Jail staff entered his cell every few hours to massage his limbs to prevent blood clots. A mental health therapist wrote that Holland spit and cursed at them. The therapist said he repeatedly asked Holland to “commit to not harming himself any further” and when Holland refused, ordered that he remain in the chair.

At several points, the blanket covering his lap fell, leaving his genitals exposed to anyone looking his way.

“Those images are always going to be with me,” Sharon Holland said, “in that chair, people walking by him and not helping him. Not paying any attention to him.

“And the very strange thing is,” she said as her voice cracked, “because I hadn’t seen him in so long, in some ways, even those images are dear.”

After nearly two days, Holland agreed not to harm himself.
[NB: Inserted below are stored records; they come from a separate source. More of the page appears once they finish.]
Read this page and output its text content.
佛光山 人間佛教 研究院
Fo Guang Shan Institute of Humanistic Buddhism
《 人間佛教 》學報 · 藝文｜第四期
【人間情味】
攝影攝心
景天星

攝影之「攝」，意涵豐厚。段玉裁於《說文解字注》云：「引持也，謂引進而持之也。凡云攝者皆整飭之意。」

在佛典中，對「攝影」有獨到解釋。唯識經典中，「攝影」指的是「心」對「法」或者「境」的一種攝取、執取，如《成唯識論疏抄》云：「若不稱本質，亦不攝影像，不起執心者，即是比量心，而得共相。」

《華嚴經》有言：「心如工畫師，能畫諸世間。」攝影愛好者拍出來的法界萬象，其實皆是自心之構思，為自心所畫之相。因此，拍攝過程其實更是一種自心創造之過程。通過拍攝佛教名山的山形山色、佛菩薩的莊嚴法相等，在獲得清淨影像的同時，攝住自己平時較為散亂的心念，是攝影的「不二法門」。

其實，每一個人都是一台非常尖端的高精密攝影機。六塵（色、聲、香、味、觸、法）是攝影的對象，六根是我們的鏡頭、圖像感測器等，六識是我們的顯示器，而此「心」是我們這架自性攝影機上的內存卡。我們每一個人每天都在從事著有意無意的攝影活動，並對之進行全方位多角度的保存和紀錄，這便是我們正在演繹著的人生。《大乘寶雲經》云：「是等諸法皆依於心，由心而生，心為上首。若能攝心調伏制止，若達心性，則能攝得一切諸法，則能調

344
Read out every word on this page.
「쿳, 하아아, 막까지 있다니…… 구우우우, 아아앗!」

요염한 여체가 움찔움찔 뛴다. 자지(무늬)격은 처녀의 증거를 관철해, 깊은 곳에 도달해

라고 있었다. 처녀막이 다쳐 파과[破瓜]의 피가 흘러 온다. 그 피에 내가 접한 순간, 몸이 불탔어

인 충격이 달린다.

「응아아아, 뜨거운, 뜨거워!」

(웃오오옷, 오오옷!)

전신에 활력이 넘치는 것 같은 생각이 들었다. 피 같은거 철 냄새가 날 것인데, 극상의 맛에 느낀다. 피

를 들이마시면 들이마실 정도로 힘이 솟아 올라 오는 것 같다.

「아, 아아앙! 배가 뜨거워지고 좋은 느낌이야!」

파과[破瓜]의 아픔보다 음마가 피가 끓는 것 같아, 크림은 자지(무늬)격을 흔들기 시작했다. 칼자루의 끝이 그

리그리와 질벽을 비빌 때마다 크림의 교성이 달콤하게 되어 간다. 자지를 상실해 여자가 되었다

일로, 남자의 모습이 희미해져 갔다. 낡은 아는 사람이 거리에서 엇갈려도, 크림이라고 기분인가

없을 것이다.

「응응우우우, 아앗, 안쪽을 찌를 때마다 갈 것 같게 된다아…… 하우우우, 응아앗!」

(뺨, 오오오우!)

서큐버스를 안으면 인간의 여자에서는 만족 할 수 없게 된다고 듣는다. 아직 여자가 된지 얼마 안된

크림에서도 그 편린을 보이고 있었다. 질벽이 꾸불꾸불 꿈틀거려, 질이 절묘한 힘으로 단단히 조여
Within half an hour he was removed from the chair.

Two female inmates were brought in to mop up his urine and feces while Holland was placed, still naked, on the floor of the adjacent cell.

For the next half-hour, the video showed jail staff visible through the cell’s glass front as Holland attempted to stand, collapsed and sprawled on the ground. He lay on his back with an arm resting on his head. Finally, the arm fell to the floor and he stopped moving.

Only then did jailers enter.

As emergency medical technicians performed CPR, the video showed deputies and two nurses standing by, watching. A deputy behind them turned his head toward someone off screen, laughing.